The immediate crisis was over once the bleeding stopped and a determination made that all fingers were intact. After that we waited. I talked about book club in an effort to distract my husband. I showed him photos of the yummy dishes we had for dinner and caught him up on book club gossip and eventually asked him to help me understand the end of the book, specifically a theme built around this riddle – while nothing is more precious than independence and freedom, nothing is also more precious than independence and freedom. I couldn’t wrap my head around this philosophical statement and was on a mission to find someone to explain it to me in terms I could understand.
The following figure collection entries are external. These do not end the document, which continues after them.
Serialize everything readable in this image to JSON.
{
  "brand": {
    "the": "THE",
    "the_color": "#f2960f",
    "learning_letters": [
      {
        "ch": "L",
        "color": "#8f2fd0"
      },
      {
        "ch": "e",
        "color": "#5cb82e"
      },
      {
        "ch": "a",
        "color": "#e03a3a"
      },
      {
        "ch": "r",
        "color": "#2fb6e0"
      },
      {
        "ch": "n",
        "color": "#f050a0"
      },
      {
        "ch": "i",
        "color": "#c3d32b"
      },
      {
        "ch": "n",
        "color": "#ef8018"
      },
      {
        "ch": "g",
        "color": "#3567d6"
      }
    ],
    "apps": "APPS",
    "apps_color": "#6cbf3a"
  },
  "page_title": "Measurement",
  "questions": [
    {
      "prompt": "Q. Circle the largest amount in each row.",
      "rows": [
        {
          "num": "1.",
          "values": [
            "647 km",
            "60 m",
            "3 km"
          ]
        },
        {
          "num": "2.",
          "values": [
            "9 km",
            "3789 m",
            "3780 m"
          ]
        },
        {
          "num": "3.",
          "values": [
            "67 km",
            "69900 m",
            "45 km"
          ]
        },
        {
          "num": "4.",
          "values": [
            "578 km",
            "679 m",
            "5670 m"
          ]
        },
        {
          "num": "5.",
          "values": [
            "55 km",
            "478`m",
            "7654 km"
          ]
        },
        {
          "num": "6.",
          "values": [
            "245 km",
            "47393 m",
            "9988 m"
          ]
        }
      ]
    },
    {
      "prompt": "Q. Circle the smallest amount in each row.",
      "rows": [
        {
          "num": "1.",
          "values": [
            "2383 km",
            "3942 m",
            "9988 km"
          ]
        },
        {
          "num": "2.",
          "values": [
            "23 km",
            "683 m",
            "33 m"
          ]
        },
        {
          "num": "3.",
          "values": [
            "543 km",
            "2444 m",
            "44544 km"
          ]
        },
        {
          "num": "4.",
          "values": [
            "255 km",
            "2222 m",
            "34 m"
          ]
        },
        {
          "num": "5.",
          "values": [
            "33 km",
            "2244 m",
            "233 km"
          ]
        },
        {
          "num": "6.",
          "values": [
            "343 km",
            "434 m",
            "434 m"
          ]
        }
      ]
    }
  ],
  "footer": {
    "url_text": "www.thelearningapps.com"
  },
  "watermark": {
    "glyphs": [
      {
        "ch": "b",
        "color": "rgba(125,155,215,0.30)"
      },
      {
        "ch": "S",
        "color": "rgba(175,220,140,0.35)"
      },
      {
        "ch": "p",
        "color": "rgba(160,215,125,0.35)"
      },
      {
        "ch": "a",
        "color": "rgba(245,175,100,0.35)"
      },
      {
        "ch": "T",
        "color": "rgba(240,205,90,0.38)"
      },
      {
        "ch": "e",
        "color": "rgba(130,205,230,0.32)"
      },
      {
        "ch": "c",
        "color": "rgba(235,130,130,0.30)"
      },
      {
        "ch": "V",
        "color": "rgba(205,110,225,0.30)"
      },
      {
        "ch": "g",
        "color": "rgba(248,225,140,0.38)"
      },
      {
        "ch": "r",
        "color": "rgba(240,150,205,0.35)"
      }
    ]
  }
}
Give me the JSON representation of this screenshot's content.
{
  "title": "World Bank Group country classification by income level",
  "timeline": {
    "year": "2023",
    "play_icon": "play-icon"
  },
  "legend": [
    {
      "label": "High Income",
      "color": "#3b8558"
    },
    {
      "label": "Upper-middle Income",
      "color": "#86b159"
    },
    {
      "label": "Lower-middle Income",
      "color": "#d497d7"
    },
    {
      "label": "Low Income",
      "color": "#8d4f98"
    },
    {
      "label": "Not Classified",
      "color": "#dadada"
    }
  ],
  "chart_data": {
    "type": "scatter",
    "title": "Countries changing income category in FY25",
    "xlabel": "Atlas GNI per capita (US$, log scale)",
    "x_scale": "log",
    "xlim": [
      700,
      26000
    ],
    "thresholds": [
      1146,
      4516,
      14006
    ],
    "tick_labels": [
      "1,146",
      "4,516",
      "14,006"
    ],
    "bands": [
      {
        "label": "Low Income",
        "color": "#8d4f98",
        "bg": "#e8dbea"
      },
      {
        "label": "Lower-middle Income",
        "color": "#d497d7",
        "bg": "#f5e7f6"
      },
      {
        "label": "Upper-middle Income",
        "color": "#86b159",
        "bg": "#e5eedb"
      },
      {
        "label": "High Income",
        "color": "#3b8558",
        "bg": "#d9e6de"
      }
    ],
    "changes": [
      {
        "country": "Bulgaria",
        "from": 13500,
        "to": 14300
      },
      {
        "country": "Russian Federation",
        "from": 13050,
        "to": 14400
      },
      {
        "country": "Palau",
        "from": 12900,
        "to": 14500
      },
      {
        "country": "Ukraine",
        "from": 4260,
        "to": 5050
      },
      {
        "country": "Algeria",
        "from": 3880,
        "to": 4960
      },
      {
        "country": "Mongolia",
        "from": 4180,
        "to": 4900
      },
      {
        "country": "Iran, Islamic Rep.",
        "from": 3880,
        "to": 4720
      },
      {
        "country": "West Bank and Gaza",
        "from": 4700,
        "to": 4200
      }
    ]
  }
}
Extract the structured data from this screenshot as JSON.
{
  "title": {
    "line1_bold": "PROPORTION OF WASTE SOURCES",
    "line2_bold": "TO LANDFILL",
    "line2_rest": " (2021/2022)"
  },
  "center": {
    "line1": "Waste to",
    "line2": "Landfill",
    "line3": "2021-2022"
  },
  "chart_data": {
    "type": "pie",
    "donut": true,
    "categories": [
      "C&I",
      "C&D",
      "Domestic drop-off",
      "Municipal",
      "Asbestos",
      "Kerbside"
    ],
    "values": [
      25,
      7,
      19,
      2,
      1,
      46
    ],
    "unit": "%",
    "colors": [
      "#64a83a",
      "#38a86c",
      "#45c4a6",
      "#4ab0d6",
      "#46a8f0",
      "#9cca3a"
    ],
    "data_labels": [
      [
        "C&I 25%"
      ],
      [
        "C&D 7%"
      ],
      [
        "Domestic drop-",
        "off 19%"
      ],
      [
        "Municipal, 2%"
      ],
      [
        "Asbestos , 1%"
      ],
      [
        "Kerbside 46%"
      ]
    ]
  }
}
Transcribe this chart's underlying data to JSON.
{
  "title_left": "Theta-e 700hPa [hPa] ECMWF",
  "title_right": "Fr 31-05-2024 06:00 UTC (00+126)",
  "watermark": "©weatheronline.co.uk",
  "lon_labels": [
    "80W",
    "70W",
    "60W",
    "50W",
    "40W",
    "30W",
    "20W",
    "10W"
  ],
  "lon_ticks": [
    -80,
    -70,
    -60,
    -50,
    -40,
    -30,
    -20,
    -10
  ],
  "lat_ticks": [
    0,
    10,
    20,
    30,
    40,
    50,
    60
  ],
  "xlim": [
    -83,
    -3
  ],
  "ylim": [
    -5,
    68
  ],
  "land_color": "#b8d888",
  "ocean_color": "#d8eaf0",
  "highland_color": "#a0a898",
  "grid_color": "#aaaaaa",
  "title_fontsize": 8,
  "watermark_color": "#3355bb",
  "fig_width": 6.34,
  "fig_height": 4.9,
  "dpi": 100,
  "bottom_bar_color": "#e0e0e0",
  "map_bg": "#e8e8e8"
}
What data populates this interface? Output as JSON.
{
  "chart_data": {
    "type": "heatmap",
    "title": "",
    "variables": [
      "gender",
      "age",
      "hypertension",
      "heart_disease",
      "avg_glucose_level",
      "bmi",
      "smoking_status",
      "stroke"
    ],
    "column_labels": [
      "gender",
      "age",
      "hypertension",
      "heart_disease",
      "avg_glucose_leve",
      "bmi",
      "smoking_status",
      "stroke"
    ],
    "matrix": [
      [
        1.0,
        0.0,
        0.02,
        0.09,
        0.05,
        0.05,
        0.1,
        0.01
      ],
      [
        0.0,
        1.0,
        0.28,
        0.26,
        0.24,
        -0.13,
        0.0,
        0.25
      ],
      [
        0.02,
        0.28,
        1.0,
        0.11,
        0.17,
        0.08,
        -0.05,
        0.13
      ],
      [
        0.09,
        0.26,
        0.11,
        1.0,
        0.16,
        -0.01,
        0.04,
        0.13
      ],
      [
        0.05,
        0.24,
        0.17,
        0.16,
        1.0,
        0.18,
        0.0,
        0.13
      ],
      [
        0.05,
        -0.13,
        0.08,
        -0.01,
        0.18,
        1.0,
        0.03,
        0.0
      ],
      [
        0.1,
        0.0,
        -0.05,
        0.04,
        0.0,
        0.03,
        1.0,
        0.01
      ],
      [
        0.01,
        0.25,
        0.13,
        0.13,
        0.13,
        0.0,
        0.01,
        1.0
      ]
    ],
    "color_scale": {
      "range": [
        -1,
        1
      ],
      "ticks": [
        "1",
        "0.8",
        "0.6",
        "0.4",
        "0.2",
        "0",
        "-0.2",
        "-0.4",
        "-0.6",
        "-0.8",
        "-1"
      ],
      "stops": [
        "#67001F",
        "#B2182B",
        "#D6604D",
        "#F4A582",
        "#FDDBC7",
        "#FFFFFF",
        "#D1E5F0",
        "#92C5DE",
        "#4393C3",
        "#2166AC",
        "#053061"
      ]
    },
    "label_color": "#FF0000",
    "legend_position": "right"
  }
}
My husband often amazed me with his insight and since I had his undivided attention in the emergency room I thought, why not.
A bit later the doctor came in and very apologetically told us we had not been forgotten, that a few critical cases had come in that required his immediate attention. How happy we were to wait because waiting meant we were not critical. And it is this for which I am grateful. My husband will require surgery and maybe a month’s recuperation but he should regain full use of his hand. He did not lose any fingers. He did not lose his hand. He did not bleed excessively. He was not in a lot of pain. The nurses and doctors were competent and accommodating. We have decent insurance. This is all manageable with the right attitude. So at the moment, nothing is more important or more deserving of gratitude than the outcome of today’s events.
I’ll come back to Viet Thanh Nguyen another time, there will be another opportunity to do so as he’s just now promoting his short story collection called The Refugees. It’s on my reading list.